Roland Bousquet. Joël Guatto would have been thinking of Roland Bousquet.
Had Roland known this? He had the means to know it. And to hire a professional gun.
It fit far better than a syndicate of motley farmers…
Aliette headed back to Saint-Brin, brooding, frustrated by the gap in information concerning Joël Guatto’s final day. She needed Stephanie. She needed Noëlli.
·
Around four, Mathilde Lahi buzzed. Aliette went to collect a mug of tea.
Inspector Magui Barthès was escorting a rough-looking man from her office. ‘Anything you might think of, don’t be shy. I’m here.’
Thibault Bachelard, one of twelve growers singled out by the Cooperative accountant as at risk financially and conspicuously angry, frowned a gruff, suspicious au revoir as he shambled past.
‘Alors?’
Magui’s shrug indicated it was all just an exercise. ‘That’s ten. None too upset about what happened to Clorres. Or Guatto, for that matter. I don’t get the feeling any of them are as politically involved as you’d think. With their kind, it’s more down to fate.’
Aliette commiserated. But they had to cover all possibilities.
‘Yes…,’ said Magui. ‘Last two tomorrow.’
‘Right…Where is Henri?’
‘Off to an arson call — out at Babeau.’
‘Well, let’s have a look at his notes.’ Regarding his follow-up at Domaine Guatto.
‘B’eh, he hasn’t talked to her. She keeps pleading appointments with her therapist.’
‘Damn him!’ …She turned to Mathilde. ‘Do a perquisition order for Noëlli Guatto and put it on his desk. If she’s not here for tea with me tomorrow afternoon, he can take it to her. And then he can drive her downtown to garde à vue. Henri is not paid to be a social worker.’
Mathilde seemed less than enth
usiastic as she pulled up an official form on her screen. ‘Poor Henri. He really needs a girlfriend.’
‘I really don’t think she would be the best choice,’ Magui noted.
‘You don’t know that,’ countered Mathilde.
‘Have you met her?’
‘Sure.’
There were too many men who really needed a girlfriend. The boss held firm. ‘He can work it either way. I need to talk to her before Friday and I will.’
…Long day. She was finishing her updated report, feeling groggy, hungry, when Henri Dardé tapped on her door. ‘Yes?’ Weary. Time to go home.
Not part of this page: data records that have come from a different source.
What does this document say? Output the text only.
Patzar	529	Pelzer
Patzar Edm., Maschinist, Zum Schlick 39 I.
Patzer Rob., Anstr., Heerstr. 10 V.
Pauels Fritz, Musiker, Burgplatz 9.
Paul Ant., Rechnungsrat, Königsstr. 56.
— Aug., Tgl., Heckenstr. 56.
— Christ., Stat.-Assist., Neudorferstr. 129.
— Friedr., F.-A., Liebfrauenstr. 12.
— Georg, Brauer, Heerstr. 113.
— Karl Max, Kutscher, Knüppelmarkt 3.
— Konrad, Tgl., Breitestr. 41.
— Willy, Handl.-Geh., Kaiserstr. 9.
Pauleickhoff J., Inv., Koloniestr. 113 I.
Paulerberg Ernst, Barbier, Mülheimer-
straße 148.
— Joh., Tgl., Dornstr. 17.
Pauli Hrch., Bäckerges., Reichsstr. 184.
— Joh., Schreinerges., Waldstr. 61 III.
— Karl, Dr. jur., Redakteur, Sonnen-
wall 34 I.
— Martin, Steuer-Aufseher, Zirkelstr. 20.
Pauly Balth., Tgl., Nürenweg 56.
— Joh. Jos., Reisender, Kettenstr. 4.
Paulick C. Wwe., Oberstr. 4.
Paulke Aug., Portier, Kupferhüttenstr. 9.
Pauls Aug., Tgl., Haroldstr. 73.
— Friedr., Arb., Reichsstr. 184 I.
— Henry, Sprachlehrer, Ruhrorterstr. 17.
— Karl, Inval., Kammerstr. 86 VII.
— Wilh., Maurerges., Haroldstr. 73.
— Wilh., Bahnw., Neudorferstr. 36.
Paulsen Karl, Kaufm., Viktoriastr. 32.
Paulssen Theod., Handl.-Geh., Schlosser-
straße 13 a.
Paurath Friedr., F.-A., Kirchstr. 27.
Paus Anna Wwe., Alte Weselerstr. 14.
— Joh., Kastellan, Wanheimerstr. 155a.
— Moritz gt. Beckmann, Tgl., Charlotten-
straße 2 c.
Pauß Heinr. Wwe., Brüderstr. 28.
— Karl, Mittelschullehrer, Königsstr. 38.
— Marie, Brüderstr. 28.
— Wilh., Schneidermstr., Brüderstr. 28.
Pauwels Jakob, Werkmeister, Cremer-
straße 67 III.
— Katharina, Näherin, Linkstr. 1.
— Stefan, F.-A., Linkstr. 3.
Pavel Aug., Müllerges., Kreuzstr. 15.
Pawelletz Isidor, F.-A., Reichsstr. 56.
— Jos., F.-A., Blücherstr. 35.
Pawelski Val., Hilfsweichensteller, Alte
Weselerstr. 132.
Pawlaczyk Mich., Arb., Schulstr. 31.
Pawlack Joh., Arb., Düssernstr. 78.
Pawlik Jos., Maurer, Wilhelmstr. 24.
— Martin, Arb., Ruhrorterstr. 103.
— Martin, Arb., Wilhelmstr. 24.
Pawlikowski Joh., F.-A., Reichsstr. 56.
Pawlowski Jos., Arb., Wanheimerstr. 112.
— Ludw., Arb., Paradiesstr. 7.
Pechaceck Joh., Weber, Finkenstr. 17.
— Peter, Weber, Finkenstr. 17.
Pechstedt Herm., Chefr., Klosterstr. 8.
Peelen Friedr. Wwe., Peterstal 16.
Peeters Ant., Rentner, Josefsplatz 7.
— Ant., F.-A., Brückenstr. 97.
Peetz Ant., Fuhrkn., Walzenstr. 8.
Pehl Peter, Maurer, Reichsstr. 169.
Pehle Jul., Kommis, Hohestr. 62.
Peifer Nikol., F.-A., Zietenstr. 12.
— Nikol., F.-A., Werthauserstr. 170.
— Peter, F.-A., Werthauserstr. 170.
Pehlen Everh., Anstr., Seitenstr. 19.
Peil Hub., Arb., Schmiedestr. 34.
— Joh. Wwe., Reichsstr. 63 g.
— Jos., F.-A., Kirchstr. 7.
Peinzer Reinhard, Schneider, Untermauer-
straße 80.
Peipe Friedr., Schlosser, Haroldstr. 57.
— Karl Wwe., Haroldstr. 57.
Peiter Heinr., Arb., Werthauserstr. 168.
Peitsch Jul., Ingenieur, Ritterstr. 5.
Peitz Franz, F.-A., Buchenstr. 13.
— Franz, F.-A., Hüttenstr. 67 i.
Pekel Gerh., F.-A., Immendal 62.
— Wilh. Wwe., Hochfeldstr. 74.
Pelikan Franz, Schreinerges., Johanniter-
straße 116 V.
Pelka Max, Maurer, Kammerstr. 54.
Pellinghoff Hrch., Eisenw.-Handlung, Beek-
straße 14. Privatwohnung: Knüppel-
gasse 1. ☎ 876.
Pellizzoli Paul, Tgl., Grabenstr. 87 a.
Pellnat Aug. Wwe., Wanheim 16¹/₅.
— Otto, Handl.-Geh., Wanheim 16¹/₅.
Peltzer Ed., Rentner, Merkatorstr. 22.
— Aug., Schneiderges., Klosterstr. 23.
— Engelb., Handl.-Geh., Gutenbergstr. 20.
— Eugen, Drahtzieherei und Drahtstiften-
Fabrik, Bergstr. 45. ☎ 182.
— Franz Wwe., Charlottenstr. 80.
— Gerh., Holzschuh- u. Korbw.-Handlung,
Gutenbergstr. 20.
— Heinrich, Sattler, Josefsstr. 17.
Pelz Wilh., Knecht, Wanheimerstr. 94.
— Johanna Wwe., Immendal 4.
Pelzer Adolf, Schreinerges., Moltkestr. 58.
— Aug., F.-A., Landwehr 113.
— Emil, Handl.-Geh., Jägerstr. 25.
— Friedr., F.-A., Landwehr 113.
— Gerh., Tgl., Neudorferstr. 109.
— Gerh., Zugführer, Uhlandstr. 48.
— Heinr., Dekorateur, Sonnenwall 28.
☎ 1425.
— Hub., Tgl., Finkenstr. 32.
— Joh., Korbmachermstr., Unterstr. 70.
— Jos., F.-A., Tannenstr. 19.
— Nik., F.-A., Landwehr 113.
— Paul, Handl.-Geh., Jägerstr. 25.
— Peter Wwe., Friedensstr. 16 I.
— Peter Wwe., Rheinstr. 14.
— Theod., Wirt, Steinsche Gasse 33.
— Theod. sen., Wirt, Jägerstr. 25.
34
‘Do we really need this?’ He held the perquisition order dangling between two thick fingers like a teacher with a filthy poem that needed to be discussed.
‘Apparently we might, Inspector.’
‘She has these appointments — her therapist. In Narbonne. I missed her Monday.’
‘And Tuesday?’
‘Said she needed to rest. I felt we should give her some slack.’
‘Sounds like you’re getting to be good pals. And today?’
Henri blinked. ‘Well, there’s the fire in Babeau. We were going to try again tomorrow.’
‘How sweet… That’s what Mother used to say to me. We’ll talk about it tomorrow, dear.’
‘She’s none too stable at the moment, boss…says she needs more time. Her emotions?’
‘Should I get Magui to handle this?’
Henri Dardé stared at the floor. ‘Boss, she’s mad as a mouse with her tail in a trap.’
‘But she likes you!’ He blushed… ‘You are in charge of Noëlli Guatto’s emotions, Inspector. We need a much clearer picture of Joël Guatto’s movements and communications the morning of the murder. As long as Noëlli Guatto can utter words, I want to hear what she has to say. No slack, Henri. If she does not appear within twenty-four hours, it could get bad. The perquisition order will help you if you’re feeling stuck… Tea time, tomorrow. Clear?’
Henri withdrew with a sulky nod. ‘Her mother says merci for the book, by the way.’